Iokanaan Iokan
Iokanaan Iokan

Reputation: 775

Escaping special characters with sh -c

When I run the following command from shell, it works fine:

# ./testdollar.py 1 2 '"source"="Zabbix"|| "name"="testlog trigger"|| "trigger_name"="*UNKNOWN*"|| "trigger_group"="Zabbix servers"|| "trigger_description"=""|| "id"="291058"|| "item_name"="Testlog"|| "item_value"="HFD3D$01"|| "item_lastvalue"="HFD3D$01"|| "reference_url"="http://test"|| "status_open"="1"|| "hostname"="Zabbix server"||
"ip"="10.10.10.1"|| "value"="1"|| "event_id"="62510700"|| "severity"="Not classified"||
"datetime_item_cst"="1969.12.31 18:00:00"|| "datetime_cst"="2016.10.07 03:59:08"|| "sourceid"="62510700"'

But I need to run it as:

sh -c "the whole command with arguments"

I've tried this:

sh -c /data/zabbix/share/zabbix/alertscripts/testdollar.py 1 2 '"source"="Zabbix"|| "name"="testlog trigger"|| "trigger_name"="*UNKNOWN*"|| "trigger_group"="Zabbix servers"|| "trigger_description"=""|| "id"="291058"|| "item_name"="Testlog"|| "item_value"="HFD3D$01"|| "item_lastvalue"="HFD3D$01"|| "reference_url"="http://test"|| "status_open"="1"|| "hostname"="Zabbix server"||
"ip"="10.10.10.1"|| "value"="1"|| "event_id"="62510700"|| "severity"="Not classified"||
"datetime_item_cst"="1969.12.31 18:00:00"|| "datetime_cst"="2016.10.07 03:59:08"|| "sourceid"="62510700"'

Gives the following error, which indicates that it could not read the third argument that includes a lot of quotes:

Traceback (most recent call last):
  File "/data/zabbix/share/zabbix/alertscripts/testdollar.py", line 3, in <module>
    data=sys.argv[3]
IndexError: list index out of range

Tried this:

sh -c '/data/zabbix/share/zabbix/alertscripts/testdollar.py 1 2 "source"="Zabbix"|| "name"="testlog trigger"|| "trigger_name"="*UNKNOWN*"|| "trigger_group"="Zabbix servers"|| "trigger_description"=""|| "id"="291058"|| "item_name"="Testlog"|| "item_value"="HFD3D$01"|| "item_lastvalue"="HFD3D$01"|| "reference_url"="http://test"|| "status_open"="1"|| "hostname"="Zabbix server"||
"ip"="10.10.10.1"|| "value"="1"|| "event_id"="62510700"|| "severity"="Not classified"||
"datetime_item_cst"="1969.12.31 18:00:00"|| "datetime_cst"="2016.10.07 03:59:08"|| "sourceid"="62510700"'

Which run OK but when I check the outcome of the command, I can see that it stopped reading the third argument just after "source"="Zabbix"|| part. Same thing happens if I wrap the whole thing with double quotes instead of single quotes.

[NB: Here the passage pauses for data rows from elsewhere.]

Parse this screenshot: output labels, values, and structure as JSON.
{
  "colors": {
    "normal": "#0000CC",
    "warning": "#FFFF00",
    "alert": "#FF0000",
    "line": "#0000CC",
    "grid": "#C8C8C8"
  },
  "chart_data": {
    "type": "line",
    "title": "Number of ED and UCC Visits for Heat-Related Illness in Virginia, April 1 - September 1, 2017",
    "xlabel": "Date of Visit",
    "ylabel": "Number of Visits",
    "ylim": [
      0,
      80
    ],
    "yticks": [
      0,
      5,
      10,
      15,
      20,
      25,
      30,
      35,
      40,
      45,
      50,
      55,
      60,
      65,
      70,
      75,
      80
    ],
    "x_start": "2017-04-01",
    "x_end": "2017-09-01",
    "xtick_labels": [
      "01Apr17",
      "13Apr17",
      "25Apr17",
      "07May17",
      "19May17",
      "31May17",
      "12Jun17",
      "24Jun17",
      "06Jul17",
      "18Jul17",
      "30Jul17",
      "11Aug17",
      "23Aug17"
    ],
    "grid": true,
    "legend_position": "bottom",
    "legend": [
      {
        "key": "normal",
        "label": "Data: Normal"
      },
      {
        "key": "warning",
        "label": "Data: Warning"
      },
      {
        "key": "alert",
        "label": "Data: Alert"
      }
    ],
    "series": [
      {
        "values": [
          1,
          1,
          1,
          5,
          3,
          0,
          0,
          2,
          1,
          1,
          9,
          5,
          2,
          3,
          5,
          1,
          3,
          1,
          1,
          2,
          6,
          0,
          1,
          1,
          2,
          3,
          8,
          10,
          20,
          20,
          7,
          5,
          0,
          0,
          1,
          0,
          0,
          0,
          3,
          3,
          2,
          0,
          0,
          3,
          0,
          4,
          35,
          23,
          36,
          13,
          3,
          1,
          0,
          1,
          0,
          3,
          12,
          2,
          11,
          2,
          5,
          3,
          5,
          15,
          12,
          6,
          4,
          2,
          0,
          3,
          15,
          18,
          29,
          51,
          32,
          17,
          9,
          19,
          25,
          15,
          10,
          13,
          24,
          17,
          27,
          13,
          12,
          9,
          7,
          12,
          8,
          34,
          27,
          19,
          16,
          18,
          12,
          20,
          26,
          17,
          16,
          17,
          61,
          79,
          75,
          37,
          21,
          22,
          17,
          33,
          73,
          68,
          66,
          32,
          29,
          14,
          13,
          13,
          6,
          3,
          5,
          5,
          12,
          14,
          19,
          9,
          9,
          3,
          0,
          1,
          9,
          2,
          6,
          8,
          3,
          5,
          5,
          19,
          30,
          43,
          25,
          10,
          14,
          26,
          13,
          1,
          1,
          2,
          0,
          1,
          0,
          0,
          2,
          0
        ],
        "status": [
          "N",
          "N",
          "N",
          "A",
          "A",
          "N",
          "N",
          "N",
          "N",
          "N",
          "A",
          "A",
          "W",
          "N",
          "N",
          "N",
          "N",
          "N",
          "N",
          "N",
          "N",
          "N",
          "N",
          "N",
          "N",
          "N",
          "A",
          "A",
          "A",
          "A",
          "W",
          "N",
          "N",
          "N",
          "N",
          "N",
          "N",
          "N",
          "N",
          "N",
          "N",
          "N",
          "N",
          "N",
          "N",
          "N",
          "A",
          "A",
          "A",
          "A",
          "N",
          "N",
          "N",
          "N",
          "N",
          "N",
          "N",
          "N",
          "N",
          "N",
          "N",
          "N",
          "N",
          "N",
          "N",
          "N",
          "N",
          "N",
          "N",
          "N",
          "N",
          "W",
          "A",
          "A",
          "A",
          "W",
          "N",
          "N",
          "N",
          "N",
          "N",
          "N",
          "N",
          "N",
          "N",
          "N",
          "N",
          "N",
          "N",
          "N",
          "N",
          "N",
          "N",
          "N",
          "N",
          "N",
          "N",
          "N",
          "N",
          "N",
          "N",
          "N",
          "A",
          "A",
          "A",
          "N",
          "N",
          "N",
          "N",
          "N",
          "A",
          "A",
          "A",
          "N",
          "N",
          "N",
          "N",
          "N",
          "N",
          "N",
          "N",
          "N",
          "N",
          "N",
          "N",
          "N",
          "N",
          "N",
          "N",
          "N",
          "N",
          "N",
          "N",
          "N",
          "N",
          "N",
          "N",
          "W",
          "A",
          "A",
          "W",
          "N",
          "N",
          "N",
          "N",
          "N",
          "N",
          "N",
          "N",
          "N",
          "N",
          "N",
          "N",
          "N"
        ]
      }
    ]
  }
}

Tried with other combinations of single and double quotes but could not figure it out. Do I need to escape special characters in the command argument? If so, how?

EDIT:

Easier way to test:

sh -c 'echo '"A=x"||"B=y"||"C=z"''
A=x

Upvotes: 0

Views: 389

Answers (1)

Tom Fenech
Tom Fenech

Reputation: 74615

You should use double quotes around the whole command and then escape double quotes within the command string:

sh -c "echo '\"A=x\"||\"B=y\"||\"C=z\"'"

Remember that parameters will be expanded within double quotes, so if you have any $ in your string, then you will need to escape them \$.

The alternative isn't particularly appealing:

sh -c 'echo '"'"'"A=x"||"B=y"||"C=z"'"'"''

To use a single quote ' within a single-quoted string, '"'"' closes the original string, inserts a double-quoted single quote, then reopens a single-quoted string.

If you're targeting Bash specifically, then you can also use a "C-style"/ANSI string:

sh -c $'echo \'"A=x"||"B=y"||"C=z"\''

Within $' ', a single quote can be inserted using \'.